Qual o perfil dos jihadistas portugueses? E regressaram?

A pouca informação disponível sobre o EI é uma das razões para o ‘sucesso’ dos seus objetivos militares e terrorista mas também explica a ineficácia no combate às suas ações na Europa. A coordenação e troca de informação entre as diferentes secretas europeias tem sido essencial para elaborar o perfil dos combatentes mas também para tentar coordenar os indivíduos que estão sinalizados como elementos suspeitos.

Por exemplo, a troca de informação dentro do Espaço Schengen tem sido crucial para identificar os europeus que partem para a Síria ou para o Iraque para se juntarem às fileiras do EI, sendo que o seu regresso à Europa leva as secretas a seguirem o seu rasto para descobrir células adormecidas.

O mesmo acontece com Portugal, estando essa monitorização a cargo do Serviço de Informações de Segurança (SIS).

O perfil dos jihadistas portugueses é mais difícil de fazer do que dos restantes europeus devido ao seu reduzido número mas também devido ao fato de Portugal não representar um alvo estratégico para o EI.

Das poucas informações que existem na comunidade de informações, é possível dizer o seguinte:

  • Trata-se de cidadãos com nacionalidade portuguesa nascidos em território nacional ou noutros países europeus. Cidadãos luso-franceses são predominantes;
  • A idade média situa-se entre 18-40 anos, maioritariamente do sexo masculino e convertidos ao Islão. Contudo, as conversões em questão são rápidas e que têm subjacente um laço frágil com o islamismo;
  • As primeiras deslocações dos combatentes portugueses para a Síria ocorreram em 2011. 

Verificaram-se regressos temporários mas a maioria dos regressados, apesar dos laços familiares, não têm uma ligação ou quadro de vida em Portugal que lhes permita ficar em território nacional durante muito tempo.

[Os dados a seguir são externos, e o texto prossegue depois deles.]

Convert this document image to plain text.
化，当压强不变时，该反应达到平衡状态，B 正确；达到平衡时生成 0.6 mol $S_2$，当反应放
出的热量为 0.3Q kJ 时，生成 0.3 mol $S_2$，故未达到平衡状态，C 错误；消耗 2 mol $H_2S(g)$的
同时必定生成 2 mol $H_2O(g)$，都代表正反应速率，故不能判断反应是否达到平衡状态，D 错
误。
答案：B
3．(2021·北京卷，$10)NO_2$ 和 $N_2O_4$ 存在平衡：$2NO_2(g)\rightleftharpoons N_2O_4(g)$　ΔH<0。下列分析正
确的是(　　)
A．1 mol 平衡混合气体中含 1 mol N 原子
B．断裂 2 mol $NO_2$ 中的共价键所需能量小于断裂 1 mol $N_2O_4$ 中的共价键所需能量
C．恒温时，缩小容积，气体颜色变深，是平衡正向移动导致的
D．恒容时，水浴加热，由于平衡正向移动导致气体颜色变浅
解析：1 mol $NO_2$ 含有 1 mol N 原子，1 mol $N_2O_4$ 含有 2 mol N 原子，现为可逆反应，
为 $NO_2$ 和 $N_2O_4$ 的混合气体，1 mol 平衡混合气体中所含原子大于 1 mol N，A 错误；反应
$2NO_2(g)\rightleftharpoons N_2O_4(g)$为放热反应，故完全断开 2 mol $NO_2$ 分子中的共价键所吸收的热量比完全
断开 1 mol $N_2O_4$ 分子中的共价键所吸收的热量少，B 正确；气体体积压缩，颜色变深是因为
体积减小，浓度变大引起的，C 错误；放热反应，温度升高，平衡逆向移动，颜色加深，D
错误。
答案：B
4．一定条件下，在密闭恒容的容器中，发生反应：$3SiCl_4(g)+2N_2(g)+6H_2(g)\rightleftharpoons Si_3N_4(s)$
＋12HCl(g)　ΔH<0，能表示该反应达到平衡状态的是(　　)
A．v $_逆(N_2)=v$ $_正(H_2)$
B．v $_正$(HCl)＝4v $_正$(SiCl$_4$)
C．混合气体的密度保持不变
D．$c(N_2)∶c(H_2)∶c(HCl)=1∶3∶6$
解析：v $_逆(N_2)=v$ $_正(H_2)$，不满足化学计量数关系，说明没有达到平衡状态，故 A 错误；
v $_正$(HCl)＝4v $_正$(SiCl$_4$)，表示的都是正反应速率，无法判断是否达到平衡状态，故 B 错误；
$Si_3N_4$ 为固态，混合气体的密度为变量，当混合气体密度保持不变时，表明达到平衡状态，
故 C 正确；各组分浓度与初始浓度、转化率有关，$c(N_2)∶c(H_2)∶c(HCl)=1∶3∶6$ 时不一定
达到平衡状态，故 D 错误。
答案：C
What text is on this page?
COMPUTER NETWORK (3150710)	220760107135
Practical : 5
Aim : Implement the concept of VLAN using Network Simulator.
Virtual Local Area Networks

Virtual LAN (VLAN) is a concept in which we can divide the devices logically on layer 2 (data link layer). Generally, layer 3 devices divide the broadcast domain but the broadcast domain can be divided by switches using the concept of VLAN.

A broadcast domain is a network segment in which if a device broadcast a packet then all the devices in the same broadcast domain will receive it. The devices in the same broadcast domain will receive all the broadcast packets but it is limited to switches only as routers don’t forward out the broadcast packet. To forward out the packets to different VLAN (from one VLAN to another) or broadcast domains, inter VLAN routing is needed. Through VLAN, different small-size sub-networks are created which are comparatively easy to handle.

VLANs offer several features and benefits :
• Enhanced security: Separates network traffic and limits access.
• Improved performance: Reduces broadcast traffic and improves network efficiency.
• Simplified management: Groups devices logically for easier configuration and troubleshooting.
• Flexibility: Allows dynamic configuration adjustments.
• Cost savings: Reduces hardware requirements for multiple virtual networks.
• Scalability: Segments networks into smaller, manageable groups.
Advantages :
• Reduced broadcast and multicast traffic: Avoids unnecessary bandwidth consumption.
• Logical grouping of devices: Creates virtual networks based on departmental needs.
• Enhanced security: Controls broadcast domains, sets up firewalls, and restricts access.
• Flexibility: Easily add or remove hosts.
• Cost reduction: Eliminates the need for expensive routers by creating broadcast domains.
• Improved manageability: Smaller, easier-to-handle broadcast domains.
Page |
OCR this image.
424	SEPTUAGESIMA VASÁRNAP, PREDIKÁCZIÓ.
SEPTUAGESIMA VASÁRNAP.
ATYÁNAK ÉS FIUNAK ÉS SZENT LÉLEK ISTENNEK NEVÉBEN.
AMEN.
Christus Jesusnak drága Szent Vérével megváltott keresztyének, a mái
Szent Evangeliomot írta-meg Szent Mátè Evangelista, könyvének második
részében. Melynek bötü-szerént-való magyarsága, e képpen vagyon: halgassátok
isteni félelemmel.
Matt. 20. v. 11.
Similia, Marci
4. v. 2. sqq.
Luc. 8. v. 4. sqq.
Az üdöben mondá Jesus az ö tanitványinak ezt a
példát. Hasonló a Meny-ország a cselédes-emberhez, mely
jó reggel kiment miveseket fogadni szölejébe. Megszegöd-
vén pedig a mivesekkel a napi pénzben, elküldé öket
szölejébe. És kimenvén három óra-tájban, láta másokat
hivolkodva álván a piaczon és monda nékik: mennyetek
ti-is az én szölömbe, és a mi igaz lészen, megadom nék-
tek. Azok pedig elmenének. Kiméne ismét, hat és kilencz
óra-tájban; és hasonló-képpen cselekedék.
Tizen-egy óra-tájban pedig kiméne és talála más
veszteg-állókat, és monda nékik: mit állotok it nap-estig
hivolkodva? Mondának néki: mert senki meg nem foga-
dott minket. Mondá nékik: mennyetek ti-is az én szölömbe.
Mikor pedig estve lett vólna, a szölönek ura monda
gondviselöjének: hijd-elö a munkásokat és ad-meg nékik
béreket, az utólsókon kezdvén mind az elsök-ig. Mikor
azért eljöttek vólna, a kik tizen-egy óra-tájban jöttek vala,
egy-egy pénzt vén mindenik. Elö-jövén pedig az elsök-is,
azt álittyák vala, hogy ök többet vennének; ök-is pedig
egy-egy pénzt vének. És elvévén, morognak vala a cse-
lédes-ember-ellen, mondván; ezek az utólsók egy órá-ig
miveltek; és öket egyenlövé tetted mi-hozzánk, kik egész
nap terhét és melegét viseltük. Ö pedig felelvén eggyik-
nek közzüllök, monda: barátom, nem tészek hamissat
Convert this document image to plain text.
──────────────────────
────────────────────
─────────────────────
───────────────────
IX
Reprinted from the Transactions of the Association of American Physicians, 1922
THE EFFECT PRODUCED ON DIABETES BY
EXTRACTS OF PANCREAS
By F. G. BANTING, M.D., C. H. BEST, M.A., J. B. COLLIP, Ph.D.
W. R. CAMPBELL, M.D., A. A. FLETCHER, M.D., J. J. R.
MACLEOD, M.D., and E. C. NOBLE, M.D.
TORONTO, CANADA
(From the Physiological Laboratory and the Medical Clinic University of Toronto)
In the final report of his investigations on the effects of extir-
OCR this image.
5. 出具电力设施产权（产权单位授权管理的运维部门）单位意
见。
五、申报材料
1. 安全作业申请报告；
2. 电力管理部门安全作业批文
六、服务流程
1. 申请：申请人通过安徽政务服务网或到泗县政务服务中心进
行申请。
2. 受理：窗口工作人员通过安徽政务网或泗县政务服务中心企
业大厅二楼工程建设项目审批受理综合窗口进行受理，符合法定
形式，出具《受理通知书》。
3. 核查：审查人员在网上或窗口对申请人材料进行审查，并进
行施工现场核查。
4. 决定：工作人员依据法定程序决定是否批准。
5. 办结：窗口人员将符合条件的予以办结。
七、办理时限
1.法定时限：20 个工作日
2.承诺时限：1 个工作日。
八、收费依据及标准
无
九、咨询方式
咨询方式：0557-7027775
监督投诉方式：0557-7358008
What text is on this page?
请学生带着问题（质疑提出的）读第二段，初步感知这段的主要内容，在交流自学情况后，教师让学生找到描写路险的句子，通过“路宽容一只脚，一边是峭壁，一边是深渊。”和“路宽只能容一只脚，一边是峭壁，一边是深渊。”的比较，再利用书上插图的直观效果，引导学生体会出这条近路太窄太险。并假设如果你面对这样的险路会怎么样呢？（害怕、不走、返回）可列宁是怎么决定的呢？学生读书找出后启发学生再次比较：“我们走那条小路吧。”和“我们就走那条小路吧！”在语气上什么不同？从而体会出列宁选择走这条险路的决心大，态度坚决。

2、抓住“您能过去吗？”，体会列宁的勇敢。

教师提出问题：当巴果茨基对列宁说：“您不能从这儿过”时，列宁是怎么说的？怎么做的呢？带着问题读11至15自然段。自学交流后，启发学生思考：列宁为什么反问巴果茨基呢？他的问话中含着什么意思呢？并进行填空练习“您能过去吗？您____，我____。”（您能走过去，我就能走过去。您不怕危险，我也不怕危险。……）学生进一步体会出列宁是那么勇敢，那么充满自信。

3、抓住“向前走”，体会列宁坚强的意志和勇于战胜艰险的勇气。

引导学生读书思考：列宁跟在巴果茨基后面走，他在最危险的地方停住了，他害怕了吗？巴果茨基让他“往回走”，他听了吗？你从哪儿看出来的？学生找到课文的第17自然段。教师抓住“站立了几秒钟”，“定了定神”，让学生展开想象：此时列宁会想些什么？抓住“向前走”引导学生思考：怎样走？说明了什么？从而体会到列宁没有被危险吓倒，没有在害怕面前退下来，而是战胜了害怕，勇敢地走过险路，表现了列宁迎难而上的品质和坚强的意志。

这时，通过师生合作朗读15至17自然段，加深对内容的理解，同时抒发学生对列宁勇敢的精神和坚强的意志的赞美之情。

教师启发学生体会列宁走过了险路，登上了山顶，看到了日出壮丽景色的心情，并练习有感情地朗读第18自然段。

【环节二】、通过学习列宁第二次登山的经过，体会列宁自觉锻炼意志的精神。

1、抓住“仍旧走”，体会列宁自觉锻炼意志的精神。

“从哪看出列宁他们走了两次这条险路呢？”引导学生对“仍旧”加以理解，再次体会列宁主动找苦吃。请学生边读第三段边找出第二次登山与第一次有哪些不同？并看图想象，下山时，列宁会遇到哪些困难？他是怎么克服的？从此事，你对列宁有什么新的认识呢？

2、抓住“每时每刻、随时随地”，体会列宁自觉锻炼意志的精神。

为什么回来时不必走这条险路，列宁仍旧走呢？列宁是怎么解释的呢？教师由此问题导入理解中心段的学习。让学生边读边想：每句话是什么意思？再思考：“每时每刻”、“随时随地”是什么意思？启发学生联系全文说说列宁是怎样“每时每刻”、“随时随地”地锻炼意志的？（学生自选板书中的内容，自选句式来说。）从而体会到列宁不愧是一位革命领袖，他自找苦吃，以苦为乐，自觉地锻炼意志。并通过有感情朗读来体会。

O SIS avalia a presença de jihadistas em Portugal como uma ameaça real mas com duas perspetivas:

  • Portugal pode ser um local de recuo para o descanso do guerreiro;
  • E um vértice de financiamento da organização terrorista

Uma questão importante na avaliação da ameaça do EI para Portugal é o fato de o português ser uma das línguas que o EI usa para efeitos de propaganda.